For older children, explain that physical intimacy can awaken sexual desires that put a person on an emotional roller coaster. Just as a roller coaster is difficult to stop once it crosses the peak, it is challenging to stop the progress of intimacy towards sexual intercourse once physical arousal has taken place.

Discuss with your child where he should draw the line at: • Flirting (body language and pick-up lines) • Holding hands • Hugging • Casual versus prolonged kissing • Fondling, caressing, light petting (e.g., on intimate parts like the thigh) • Heavy petting (touching of genitals, often done without clothes) • Oral sex • Sexual intercourse

What about younger children?

For younger children, explain that it is best to wait until they are mature enough for the lifelong commitment of marriage before they start considering exclusive dating (and with it, the possibility of physical intimacy). In the

meantime, you can emphasise that it is not wise to touch others or be touched in an inappropriate manner. Your child may need to be taught which parts of his body are private and which parts are public, for example: • Public parts: Hands, forearms, elbows, feet (which may be touched in social interactions). • Private parts: Breasts, groin area (which should not be touched).

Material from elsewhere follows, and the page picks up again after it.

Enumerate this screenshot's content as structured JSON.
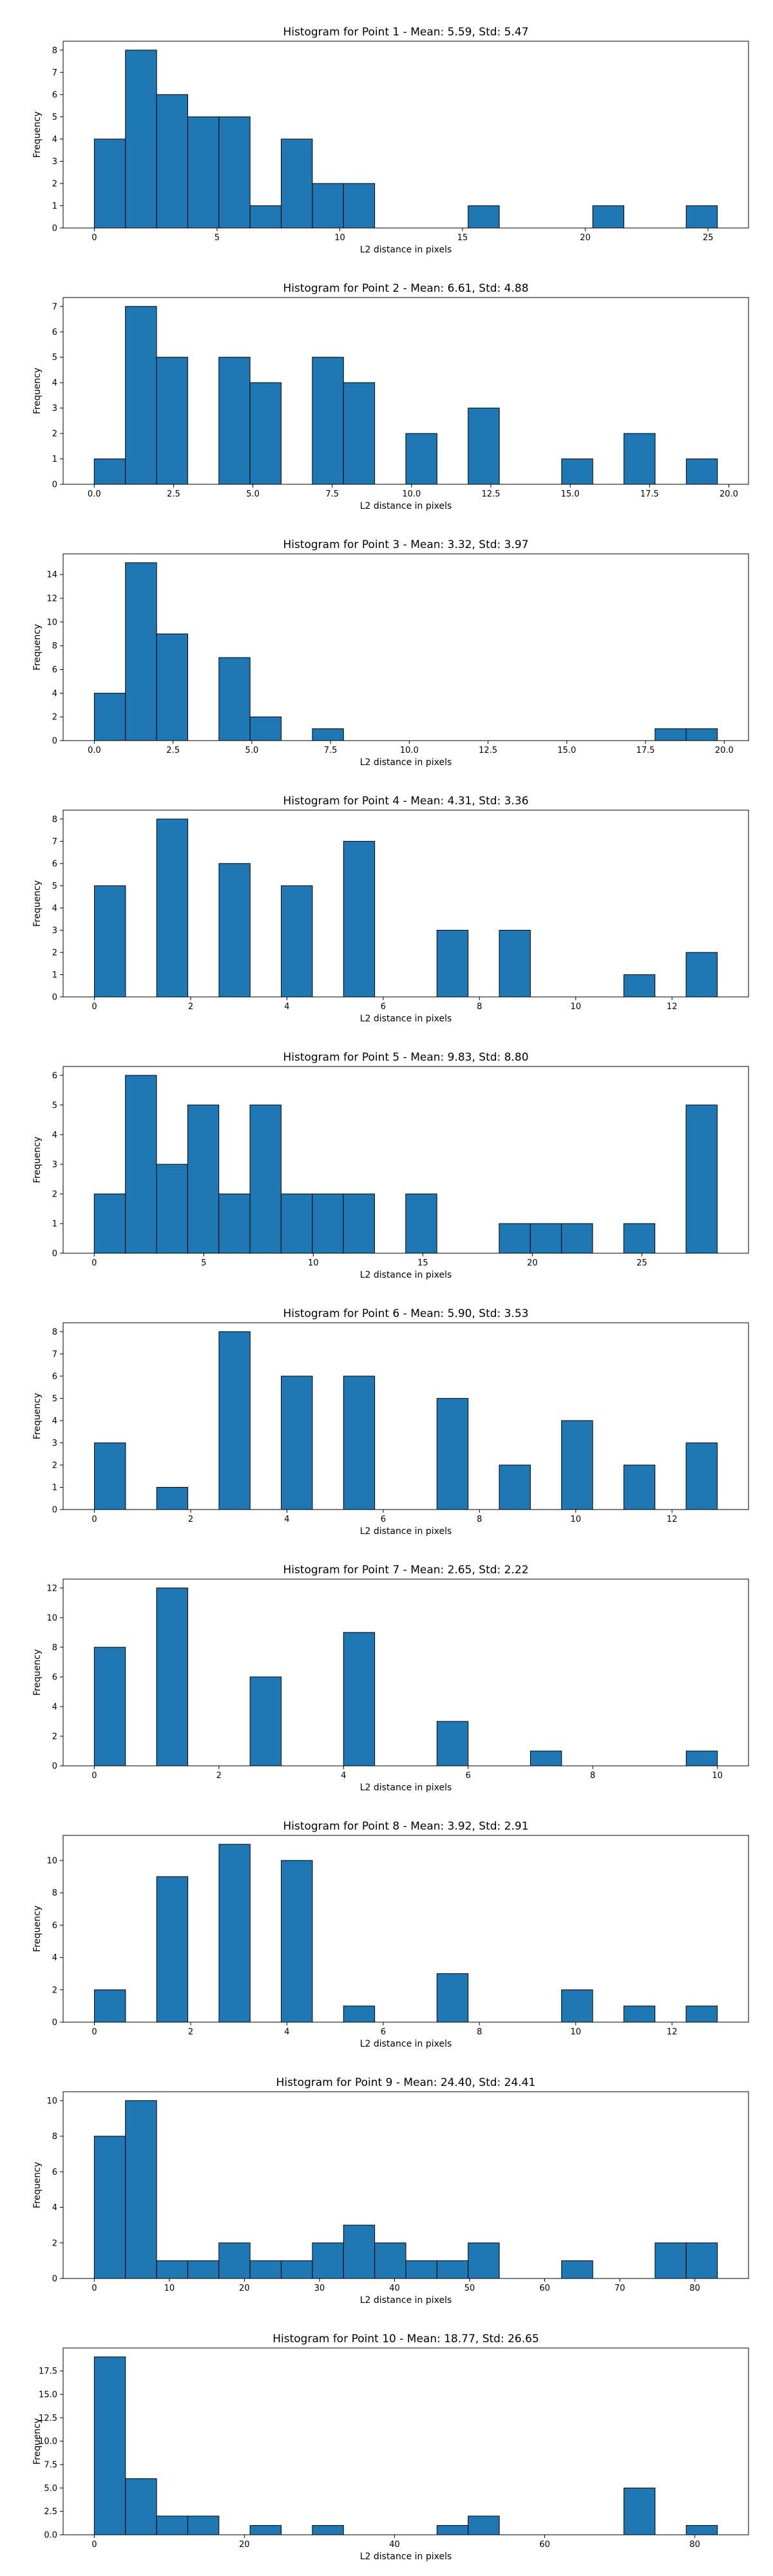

When my children were younger, I gave specific guidelines such as, “Don’t touch anyone between the shoulders and the knees.”

Younger children may also need to be taught about the circumstances when touching is appropriate (e.g., a doctor touching the private parts in a medical examination), and when it is inappropriate (e.g., an uncle stroking the thigh or groin area).

Start the Conversation

Here are some conversation starters: 1. Look at Genesis 2:24–25 and Hebrews 13:4, and discuss: Our body has many appetites. We get hungry and thirsty, for example. How is sex different from an appetite that we simply fulfil? What is God’s plan for sex?

2. Read Song of Solomon 2:7, 3:5, and 8:4 together.

Ask your children about their experiences of being involved in a long-term project, e.g., preparing for an exam, training for a sports meet, or organising a class or school activity or event. What were the values they needed to stay on track? Talk about the importance of patience, perseverance, and following the rules and plan in order to obtain the successful conclusion of a project. Sometimes, such projects can stretch for days, weeks, or months.

Link this back to God’s instruction of not arousing love before it awakens. Ask what this may mean exactly for a God-pleasing marriage to occur.